Any thought that this whole pattern is going to be reversed by a sudden flash of national sanity and/or conscience is magical thinking. There is simply no cultural demand for an alternative vision, and no set of institutions strong enough to act as a core for its mobilization. Local committees are not going to spring up and demand change. There is no national media worthy of the name that isn’t hopelessly compromised. Most national politicians are so terrified right now about their private lives and conduct anytime over the last 30 years being exposed that they won’t lift their heads out of their bunkers. A solid 25–30% of the voters (their power vastly expanded by gerrymandering and vote suppression) are absolutely ecstatic about the havoc being wreaked on government, and would cheerfully participate in stoning anyone who tries to stop it, even as their own lives are rendered more and more difficult. The cascading failures of government at all levels will mean nothing to these people other than that they were right all along. In the meantime, all the discretionary resources of the country will have been scooped up by the rentier class and sequestered in offshore banks to pay for offshore luxuries.
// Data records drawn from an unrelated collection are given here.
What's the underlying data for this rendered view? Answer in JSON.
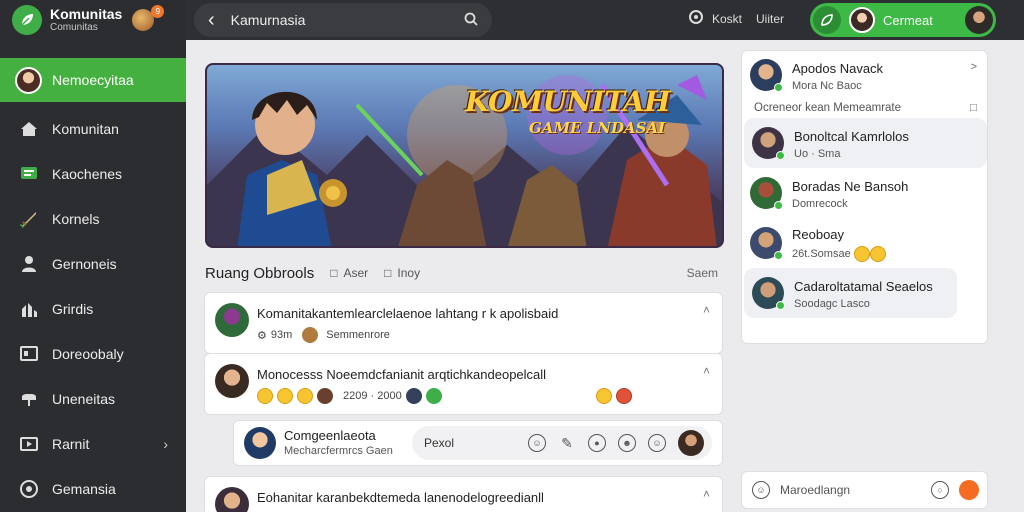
{
  "brand": {
    "title": "Komunitas",
    "subtitle": "Comunitas",
    "badge": "9"
  },
  "sidebar": {
    "active": {
      "label": "Nemoecyitaa"
    },
    "items": [
      {
        "label": "Komunitan",
        "icon": "home-icon"
      },
      {
        "label": "Kaochenes",
        "icon": "chat-icon"
      },
      {
        "label": "Kornels",
        "icon": "sword-icon"
      },
      {
        "label": "Gernoneis",
        "icon": "person-icon"
      },
      {
        "label": "Grirdis",
        "icon": "group-icon"
      },
      {
        "label": "Doreoobaly",
        "icon": "dashboard-icon"
      },
      {
        "label": "Uneneitas",
        "icon": "controller-icon"
      },
      {
        "label": "Rarnit",
        "icon": "media-icon"
      },
      {
        "label": "Gemansia",
        "icon": "settings-icon"
      }
    ]
  },
  "topbar": {
    "search_text": "Kamurnasia",
    "mid_label1": "Koskt",
    "mid_label2": "Uiiter",
    "profile_label": "Cermeat"
  },
  "banner": {
    "title": "KOMUNITAH",
    "subtitle": "GAME LNDASAI"
  },
  "room": {
    "title": "Ruang Obbrools",
    "tab1": "Aser",
    "tab2": "Inoy",
    "right": "Saem"
  },
  "posts": [
    {
      "text": "Komanitakantemlearclelaenoe lahtang r k apolisbaid",
      "meta": "93m",
      "meta2": "Semmenrore"
    },
    {
      "text": "Monocesss Noeemdcfanianit arqtichkandeopelcall",
      "meta": "2209 · 2000"
    },
    {
      "text": "Eohanitar karanbekdtemeda lanenodelogreedianll",
      "meta": ""
    }
  ],
  "reply": {
    "title": "Comgeenlaeota",
    "sub": "Mecharcfermrcs Gaen",
    "placeholder": "Pexol"
  },
  "rpanel": {
    "head": {
      "name": "Apodos Navack",
      "sub": "Mora Nc Baoc"
    },
    "caption": "Ocreneor kean Memeamrate",
    "items": [
      {
        "name": "Bonoltcal Kamrlolos",
        "sub": "Uo · Sma"
      },
      {
        "name": "Boradas Ne Bansoh",
        "sub": "Domrecock"
      },
      {
        "name": "Reoboay",
        "sub": "26t.Somsae"
      },
      {
        "name": "Cadaroltatamal Seaelos",
        "sub": "Soodagc Lasco"
      }
    ]
  },
  "compose": {
    "placeholder": "Maroedlangn"
  }
}
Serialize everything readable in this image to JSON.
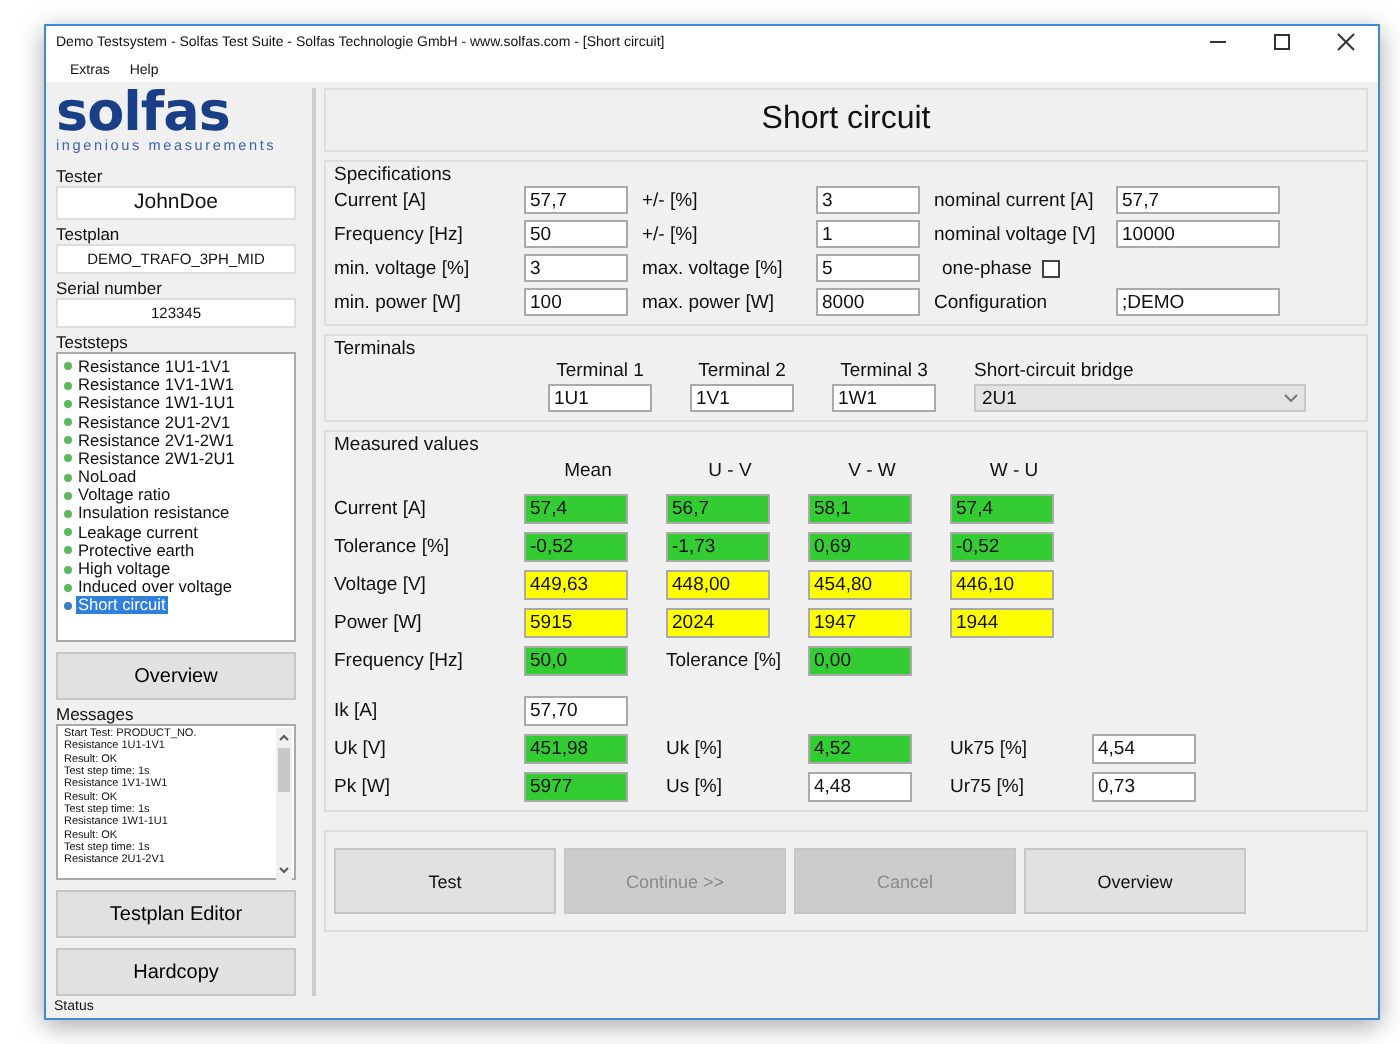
{
  "window": {
    "title": "Demo Testsystem - Solfas Test Suite - Solfas Technologie GmbH - www.solfas.com - [Short circuit]"
  },
  "menu": [
    "Extras",
    "Help"
  ],
  "logo": {
    "name": "solfas",
    "tagline": "ingenious measurements"
  },
  "sidebar": {
    "tester": {
      "label": "Tester",
      "value": "JohnDoe"
    },
    "testplan": {
      "label": "Testplan",
      "value": "DEMO_TRAFO_3PH_MID"
    },
    "serial": {
      "label": "Serial number",
      "value": "123345"
    },
    "teststeps": {
      "label": "Teststeps",
      "items": [
        {
          "label": "Resistance 1U1-1V1",
          "color": "#5cb85c",
          "selected": false
        },
        {
          "label": "Resistance 1V1-1W1",
          "color": "#5cb85c",
          "selected": false
        },
        {
          "label": "Resistance 1W1-1U1",
          "color": "#5cb85c",
          "selected": false
        },
        {
          "label": "Resistance 2U1-2V1",
          "color": "#5cb85c",
          "selected": false
        },
        {
          "label": "Resistance 2V1-2W1",
          "color": "#5cb85c",
          "selected": false
        },
        {
          "label": "Resistance 2W1-2U1",
          "color": "#5cb85c",
          "selected": false
        },
        {
          "label": "NoLoad",
          "color": "#5cb85c",
          "selected": false
        },
        {
          "label": "Voltage ratio",
          "color": "#5cb85c",
          "selected": false
        },
        {
          "label": "Insulation resistance",
          "color": "#5cb85c",
          "selected": false
        },
        {
          "label": "Leakage current",
          "color": "#5cb85c",
          "selected": false
        },
        {
          "label": "Protective earth",
          "color": "#5cb85c",
          "selected": false
        },
        {
          "label": "High voltage",
          "color": "#5cb85c",
          "selected": false
        },
        {
          "label": "Induced over voltage",
          "color": "#5cb85c",
          "selected": false
        },
        {
          "label": "Short circuit",
          "color": "#3d7fc4",
          "selected": true
        }
      ]
    },
    "overview_button": "Overview",
    "messages": {
      "label": "Messages",
      "lines": [
        "Start Test: PRODUCT_NO.",
        "Resistance 1U1-1V1",
        "Result: OK",
        "Test step time: 1s",
        "Resistance 1V1-1W1",
        "Result: OK",
        "Test step time: 1s",
        "Resistance 1W1-1U1",
        "Result: OK",
        "Test step time: 1s",
        "Resistance 2U1-2V1"
      ]
    },
    "buttons": [
      "Testplan Editor",
      "Hardcopy"
    ]
  },
  "main": {
    "title": "Short circuit",
    "specifications": {
      "title": "Specifications",
      "rows": [
        [
          {
            "kind": "label",
            "text": "Current [A]"
          },
          {
            "kind": "field",
            "text": "57,7"
          },
          {
            "kind": "label",
            "text": "+/- [%]"
          },
          {
            "kind": "field",
            "text": "3"
          },
          {
            "kind": "label",
            "text": "nominal current [A]"
          },
          {
            "kind": "field",
            "text": "57,7"
          }
        ],
        [
          {
            "kind": "label",
            "text": "Frequency [Hz]"
          },
          {
            "kind": "field",
            "text": "50"
          },
          {
            "kind": "label",
            "text": "+/- [%]"
          },
          {
            "kind": "field",
            "text": "1"
          },
          {
            "kind": "label",
            "text": "nominal voltage [V]"
          },
          {
            "kind": "field",
            "text": "10000"
          }
        ],
        [
          {
            "kind": "label",
            "text": "min. voltage [%]"
          },
          {
            "kind": "field",
            "text": "3"
          },
          {
            "kind": "label",
            "text": "max. voltage [%]"
          },
          {
            "kind": "field",
            "text": "5"
          },
          {
            "kind": "checkbox",
            "text": "one-phase",
            "checked": false
          }
        ],
        [
          {
            "kind": "label",
            "text": "min. power [W]"
          },
          {
            "kind": "field",
            "text": "100"
          },
          {
            "kind": "label",
            "text": "max. power [W]"
          },
          {
            "kind": "field",
            "text": "8000"
          },
          {
            "kind": "label",
            "text": "Configuration"
          },
          {
            "kind": "field",
            "text": ";DEMO"
          }
        ]
      ]
    },
    "terminals": {
      "title": "Terminals",
      "columns": [
        {
          "kind": "field",
          "label": "Terminal 1",
          "value": "1U1"
        },
        {
          "kind": "field",
          "label": "Terminal 2",
          "value": "1V1"
        },
        {
          "kind": "field",
          "label": "Terminal 3",
          "value": "1W1"
        },
        {
          "kind": "dropdown",
          "label": "Short-circuit bridge",
          "value": "2U1"
        }
      ]
    },
    "measured": {
      "title": "Measured values",
      "headers": [
        "Mean",
        "U - V",
        "V - W",
        "W - U"
      ],
      "rows": [
        [
          {
            "kind": "label",
            "text": "Current [A]"
          },
          {
            "kind": "value",
            "text": "57,4",
            "color": "#33cc33"
          },
          {
            "kind": "value",
            "text": "56,7",
            "color": "#33cc33"
          },
          {
            "kind": "value",
            "text": "58,1",
            "color": "#33cc33"
          },
          {
            "kind": "value",
            "text": "57,4",
            "color": "#33cc33"
          }
        ],
        [
          {
            "kind": "label",
            "text": "Tolerance [%]"
          },
          {
            "kind": "value",
            "text": "-0,52",
            "color": "#33cc33"
          },
          {
            "kind": "value",
            "text": "-1,73",
            "color": "#33cc33"
          },
          {
            "kind": "value",
            "text": "0,69",
            "color": "#33cc33"
          },
          {
            "kind": "value",
            "text": "-0,52",
            "color": "#33cc33"
          }
        ],
        [
          {
            "kind": "label",
            "text": "Voltage [V]"
          },
          {
            "kind": "value",
            "text": "449,63",
            "color": "#ffff00"
          },
          {
            "kind": "value",
            "text": "448,00",
            "color": "#ffff00"
          },
          {
            "kind": "value",
            "text": "454,80",
            "color": "#ffff00"
          },
          {
            "kind": "value",
            "text": "446,10",
            "color": "#ffff00"
          }
        ],
        [
          {
            "kind": "label",
            "text": "Power [W]"
          },
          {
            "kind": "value",
            "text": "5915",
            "color": "#ffff00"
          },
          {
            "kind": "value",
            "text": "2024",
            "color": "#ffff00"
          },
          {
            "kind": "value",
            "text": "1947",
            "color": "#ffff00"
          },
          {
            "kind": "value",
            "text": "1944",
            "color": "#ffff00"
          }
        ],
        [
          {
            "kind": "label",
            "text": "Frequency [Hz]"
          },
          {
            "kind": "value",
            "text": "50,0",
            "color": "#33cc33"
          },
          {
            "kind": "label",
            "text": "Tolerance [%]"
          },
          {
            "kind": "value",
            "text": "0,00",
            "color": "#33cc33"
          }
        ]
      ],
      "results": [
        [
          {
            "kind": "label",
            "text": "Ik [A]"
          },
          {
            "kind": "value",
            "text": "57,70",
            "color": "#ffffff"
          }
        ],
        [
          {
            "kind": "label",
            "text": "Uk [V]"
          },
          {
            "kind": "value",
            "text": "451,98",
            "color": "#33cc33"
          },
          {
            "kind": "label",
            "text": "Uk [%]"
          },
          {
            "kind": "value",
            "text": "4,52",
            "color": "#33cc33"
          },
          {
            "kind": "label",
            "text": "Uk75 [%]"
          },
          {
            "kind": "value",
            "text": "4,54",
            "color": "#ffffff"
          }
        ],
        [
          {
            "kind": "label",
            "text": "Pk [W]"
          },
          {
            "kind": "value",
            "text": "5977",
            "color": "#33cc33"
          },
          {
            "kind": "label",
            "text": "Us [%]"
          },
          {
            "kind": "value",
            "text": "4,48",
            "color": "#ffffff"
          },
          {
            "kind": "label",
            "text": "Ur75 [%]"
          },
          {
            "kind": "value",
            "text": "0,73",
            "color": "#ffffff"
          }
        ]
      ]
    },
    "actions": [
      {
        "label": "Test",
        "disabled": false
      },
      {
        "label": "Continue >>",
        "disabled": true
      },
      {
        "label": "Cancel",
        "disabled": true
      },
      {
        "label": "Overview",
        "disabled": false
      }
    ]
  },
  "status_bar": "Status"
}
After a lifetime spent studying organizations, I have come to respect, if nothing else, their power to preserve themselves. Just as large objects like suns and big planets warp the spacetime around themselves, so too do large powerful organizations (both the visible and invisible ones) warp the society around them in their own presumed interests. But the almost complete divorce of ownership from management — Elon Musk being one of the few exceptions — pretty much guarantees that those “presumed interests” will be short-term enrichment that the managers can feed from. For the past 50 years, we’ve be churning out MBAs who believe that this behavior is God-ordained, and who wouldn’t recognize a long-term investment if they slept with it. I won’t quite say that academia deserves its forthcoming collapse, for both its embrace of the managerial mind-set and “political correctness” as well as curricular short-sightedness and general indifference, but it’s a close call.

I’d love to believe that the country will pull back from the brink and that as a consequence an angel will get his wings, but you’ll have to offer a great deal more than hopes and faith. I’ve pretty much run out of those.